The Navy’s Atlantic Test Ranges (ATR) at NAS Patuxent River is scheduled to receive a ground control station (GCS) for testing with the MQ-25 Stingray early next year.

Besides ATR, several other Pax River locations will house the new GCS, known as the MD-5D, according to Chris Hardman, ATR project facilitator. They are the MQ-25 hangar, the System Test and Integration Laboratory (STIL) and two mobile test transportable (TT) units. ATR is also installing supporting equipment for the GCSs, including mission control room workstations, video routing, voice communications interfaces and test networks.

There are three variants of the MD-5 for different types of installations, Hardman said. “The MD-5C is installed on ships, the MD-5D at shore facilities, and the MD-5E in mobile units. An easy way to remember them is the MD-5C goes to sea, MD-5D is on dirt, and the MD-5E is embarkable.”

The first MD-5D GCS at Pax has already been installed in the STIL as a software testbed, he said. “It will not be used for flight. All versions of software will first be tested at the STIL before being promoted.”

The TT units with MD-5E’s will be transported to MidAmerica Airport in Mascoutah, Illinois. ATR is also beefing up a mobile instrumented telemetry system (MITS) with its Real-time Telemetry Processing System (RTPS) for the upcoming testing at MidAmerica.

“The MITS will interface with the mobile TTs that will control the aircraft during the testing,” he said.

A Boeing-owned version of the MQ-25, the T1, has been undergoing flight tests at MidAmerica with a Boeing controller since September 2019. Although the aircraft and controller in the current flight tests belong to Boeing, the MQ-25 Integrated Test Team (ITT), ATR, and the Navy “had a lot to do with the planning and buildup for the flight,” Hardman said.

“The ITT was at MidAmerica, and our RTPS was receiving a lot of the aircraft data and video after the flight for processing here at ATR,” he said. “We’ve been working hard to install equipment at MidAmerica that networks the data and video back to ATR in real time. The ITT is now able to monitor flights at MidAmerica or remotely here at ATR.”

MD-5D controllers are more complex than the name indicates, and their composition varies. The GCS for ATR is setup to provide control from two different rooms, A and B, and each room includes two cockpits, known as air vehicle operator (AVO) workstations. The MD-5D in the MQ-25 hangar will incorporate a similar configuration in rooms C and D, each with two AVO consoles. Each TT will have an MD-5E with just two AVO workstations.
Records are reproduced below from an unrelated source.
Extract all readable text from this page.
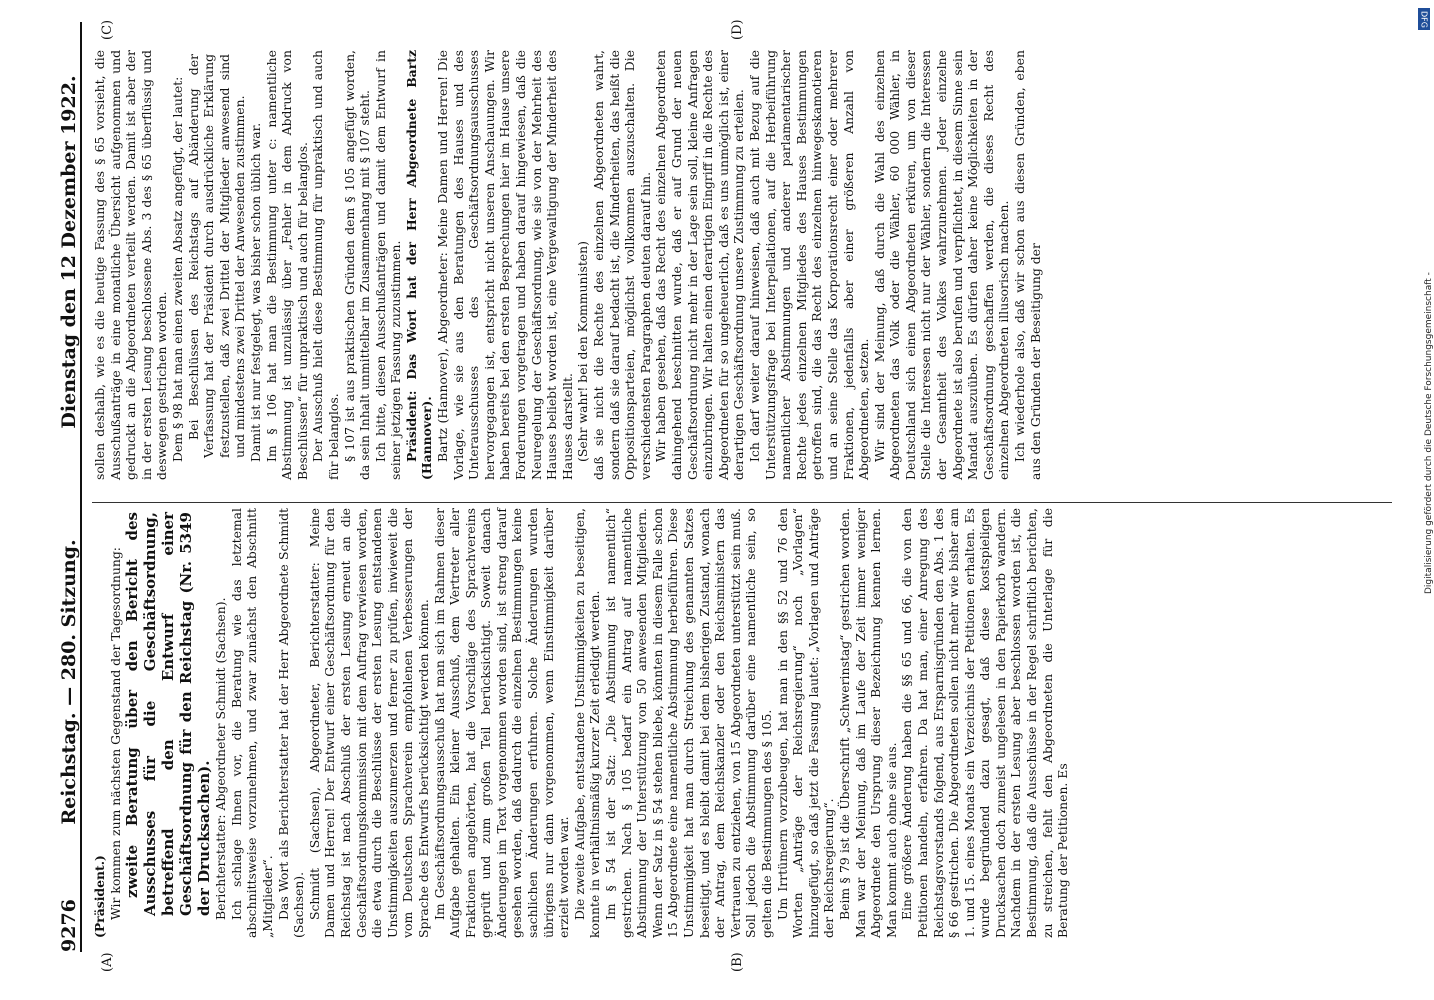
9276
Reichstag. — 280. Sitzung.
Dienstag den 12 Dezember 1922.
(A)	(B)
(C)	(D)

(Präsident.) Wir kommen zum nächsten Gegenstand der Tagesordnung: zweite Beratung über den Bericht des Ausschusses für die Geschäftsordnung, betreffend den Entwurf einer Geschäftsordnung für den Reichstag (Nr. 5349 der Drucksachen). Berichterstatter: Abgeordneter Schmidt (Sachsen). Ich schlage Ihnen vor, die Beratung wie das letztemal abschnittsweise vorzunehmen, und zwar zunächst den Abschnitt „Mitglieder“. Das Wort als Berichterstatter hat der Herr Abgeordnete Schmidt (Sachsen). Schmidt (Sachsen), Abgeordneter, Berichterstatter: Meine Damen und Herren! Der Entwurf einer Geschäftsordnung für den Reichstag ist nach Abschluß der ersten Lesung erneut an die Geschäftsordnungskommission mit dem Auftrag verwiesen worden, die etwa durch die Beschlüsse der ersten Lesung entstandenen Unstimmigkeiten auszumerzen und ferner zu prüfen, inwieweit die vom Deutschen Sprachverein empfohlenen Verbesserungen der Sprache des Entwurfs berücksichtigt werden können. Im Geschäftsordnungsausschuß hat man sich im Rahmen dieser Aufgabe gehalten. Ein kleiner Ausschuß, dem Vertreter aller Fraktionen angehörten, hat die Vorschläge des Sprachvereins geprüft und zum großen Teil berücksichtigt. Soweit danach Änderungen im Text vorgenommen worden sind, ist streng darauf gesehen worden, daß dadurch die einzelnen Bestimmungen keine sachlichen Änderungen erfuhren. Solche Änderungen wurden übrigens nur dann vorgenommen, wenn Einstimmigkeit darüber erzielt worden war. Die zweite Aufgabe, entstandene Unstimmigkeiten zu beseitigen, konnte in verhältnismäßig kurzer Zeit erledigt werden. Im § 54 ist der Satz: „Die Abstimmung ist namentlich“ gestrichen. Nach § 105 bedarf ein Antrag auf namentliche Abstimmung der Unterstützung von 50 anwesenden Mitgliedern. Wenn der Satz in § 54 stehen bliebe, könnten in diesem Falle schon 15 Abgeordnete eine namentliche Abstimmung herbeiführen. Diese Unstimmigkeit hat man durch Streichung des genannten Satzes beseitigt, und es bleibt damit bei dem bisherigen Zustand, wonach der Antrag, dem Reichskanzler oder den Reichsministern das Vertrauen zu entziehen, von 15 Abgeordneten unterstützt sein muß. Soll jedoch die Abstimmung darüber eine namentliche sein, so gelten die Bestimmungen des § 105. Um Irrtümern vorzubeugen, hat man in den §§ 52 und 76 den Worten „Anträge der Reichsregierung“ noch „Vorlagen“ hinzugefügt, so daß jetzt die Fassung lautet: „Vorlagen und Anträge der Reichsregierung“. Beim § 79 ist die Überschrift „Schwerinstag“ gestrichen worden. Man war der Meinung, daß im Laufe der Zeit immer weniger Abgeordnete den Ursprung dieser Bezeichnung kennen lernen. Man kommt auch ohne sie aus. Eine größere Änderung haben die §§ 65 und 66, die von den Petitionen handeln, erfahren. Da hat man, einer Anregung des Reichstagsvorstands folgend, aus Ersparnisgründen den Abs. 1 des § 66 gestrichen. Die Abgeordneten sollen nicht mehr wie bisher am 1. und 15. eines Monats ein Verzeichnis der Petitionen erhalten. Es wurde begründend dazu gesagt, daß diese kostspieligen Drucksachen doch zumeist ungelesen in den Papierkorb wandern. Nachdem in der ersten Lesung aber beschlossen worden ist, die Bestimmung, daß die Ausschüsse in der Regel schriftlich berichten, zu streichen, fehlt den Abgeordneten die Unterlage für die Beratung der Petitionen. Es

sollen deshalb, wie es die heutige Fassung des § 65 vorsieht, die Ausschußanträge in eine monatliche Übersicht aufgenommen und gedruckt an die Abgeordneten verteilt werden. Damit ist aber der in der ersten Lesung beschlossene Abs. 3 des § 65 überflüssig und deswegen gestrichen worden. Dem § 98 hat man einen zweiten Absatz angefügt, der lautet: Bei Beschlüssen des Reichstags auf Abänderung der Verfassung hat der Präsident durch ausdrückliche Erklärung festzustellen, daß zwei Drittel der Mitglieder anwesend sind und mindestens zwei Drittel der Anwesenden zustimmen. Damit ist nur festgelegt, was bisher schon üblich war. Im § 106 hat man die Bestimmung unter c: namentliche Abstimmung ist unzulässig über „Fehler in dem Abdruck von Beschlüssen“ für unpraktisch und auch für belanglos. Der Ausschuß hielt diese Bestimmung für unpraktisch und auch für belanglos. § 107 ist aus praktischen Gründen dem § 105 angefügt worden, da sein Inhalt unmittelbar im Zusammenhang mit § 107 steht. Ich bitte, diesen Ausschußanträgen und damit dem Entwurf in seiner jetzigen Fassung zuzustimmen. Präsident: Das Wort hat der Herr Abgeordnete Bartz (Hannover). Bartz (Hannover), Abgeordneter: Meine Damen und Herren! Die Vorlage, wie sie aus den Beratungen des Hauses und des Unterausschusses des Geschäftsordnungsausschusses hervorgegangen ist, entspricht nicht unseren Anschauungen. Wir haben bereits bei den ersten Besprechungen hier im Hause unsere Forderungen vorgetragen und haben darauf hingewiesen, daß die Neuregelung der Geschäftsordnung, wie sie von der Mehrheit des Hauses beliebt worden ist, eine Vergewaltigung der Minderheit des Hauses darstellt. (Sehr wahr! bei den Kommunisten) daß sie nicht die Rechte des einzelnen Abgeordneten wahrt, sondern daß sie darauf bedacht ist, die Minderheiten, das heißt die Oppositionsparteien, möglichst vollkommen auszuschalten. Die verschiedensten Paragraphen deuten darauf hin. Wir haben gesehen, daß das Recht des einzelnen Abgeordneten dahingehend beschnitten wurde, daß er auf Grund der neuen Geschäftsordnung nicht mehr in der Lage sein soll, kleine Anfragen einzubringen. Wir halten einen derartigen Eingriff in die Rechte des Abgeordneten für so ungeheuerlich, daß es uns unmöglich ist, einer derartigen Geschäftsordnung unsere Zustimmung zu erteilen. Ich darf weiter darauf hinweisen, daß auch mit Bezug auf die Unterstützungsfrage bei Interpellationen, auf die Herbeiführung namentlicher Abstimmungen und anderer parlamentarischer Rechte jedes einzelnen Mitgliedes des Hauses Bestimmungen getroffen sind, die das Recht des einzelnen hinwegeskamotieren und an seine Stelle das Korporationsrecht einer oder mehrerer Fraktionen, jedenfalls aber einer größeren Anzahl von Abgeordneten, setzen. Wir sind der Meinung, daß durch die Wahl des einzelnen Abgeordneten das Volk oder die Wähler, 60 000 Wähler, in Deutschland sich einen Abgeordneten erküren, um von dieser Stelle die Interessen nicht nur der Wähler, sondern die Interessen der Gesamtheit des Volkes wahrzunehmen. Jeder einzelne Abgeordnete ist also berufen und verpflichtet, in diesem Sinne sein Mandat auszuüben. Es dürfen daher keine Möglichkeiten in der Geschäftsordnung geschaffen werden, die dieses Recht des einzelnen Abgeordneten illusorisch machen. Ich wiederhole also, daß wir schon aus diesen Gründen, eben aus den Gründen der Beseitigung der

DFG
Digitalisierung gefördert durch die Deutsche Forschungsgemeinschaft -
The operators at ATR and the MQ-25 hangar GCSs communicate with the aircraft and local facilities involved in a test via signals sent through buried fiber-optic lines to radio-frequency shelters installed on pad sites. The ATR pad site is at the foot of tower B, one of the two tall antenna towers across the street from B2118. The hangar’s shelter and pad site is under construction.

ATR’s shelter broadcasts the signals it receives through four VHF/UHF voice radio antennas and four omnidirectional command and control (C2) data antennas on the tower.

“Pilots at the workstations communicate through the voice antennas with local facilities involved with the test such as ground support and air traffic control,” Hardman said. “The data antennas are used to control the air vehicle while it is within line of sight.”

When the aircraft is beyond line of sight, two mobile user objective system antennas transmit the control signals via satellite.

The hangar pad site under construction has a more extensive antenna array. A tower at the site supports two voice antennas and four omnidirectional C2 antennas to control the aircraft.

“There are multiple frequencies needed for voice on each flight, and multiple C2s may be needed for multiple air vehicles and back-up frequencies,” he said.

A more powerful command data link (CDL) directional antenna controls the unmanned air vehicle (UAV) at greater distances. “The CDL has a higher gain and can process and follow the UAV’s position,” he said. “That means we don’t need to slave the CDL to a separate tracking radar. It can slave to itself.”

A wideband satellite terminal antenna at the hangar site interfaces with both commercial and military networks. And two telemetry acquisition system antennas acquire signals for an ATR real-time telemetry processing system also located at the hangar site.

The first three Navy aircraft to be tested at MidAmerica will be engineering development models (EDM) 1, 2 and 3. One of the TTs will control the first EDM flight at MidAmerica with the second TT serving as backup. The second TT will then be transported to NAWCAD Lakehurst for further MQ-25 testing there.

A second series of three different MQ-25 system demonstration test article (SDTA) aircraft will follow the EDMs in 2023. SDTA work will involve cyber, electromagnetic effects, climate chamber, mission systems, mission scenario development and operational testing.

“Construction design is underway on an MQ-25 hangar at Point Mugu, and another hangar is being repurposed in Norfolk for the fleet,” Hardman said. “They’re being funded over the next few years with construction to follow. This is all to prepare the fleet for the future of naval UAVs.”

Initial operational capability of the first four Stingrays in the carrier air wing is set for 2025. The aircraft will be integrated into the wing alongside the E-2 and C-2 squadrons.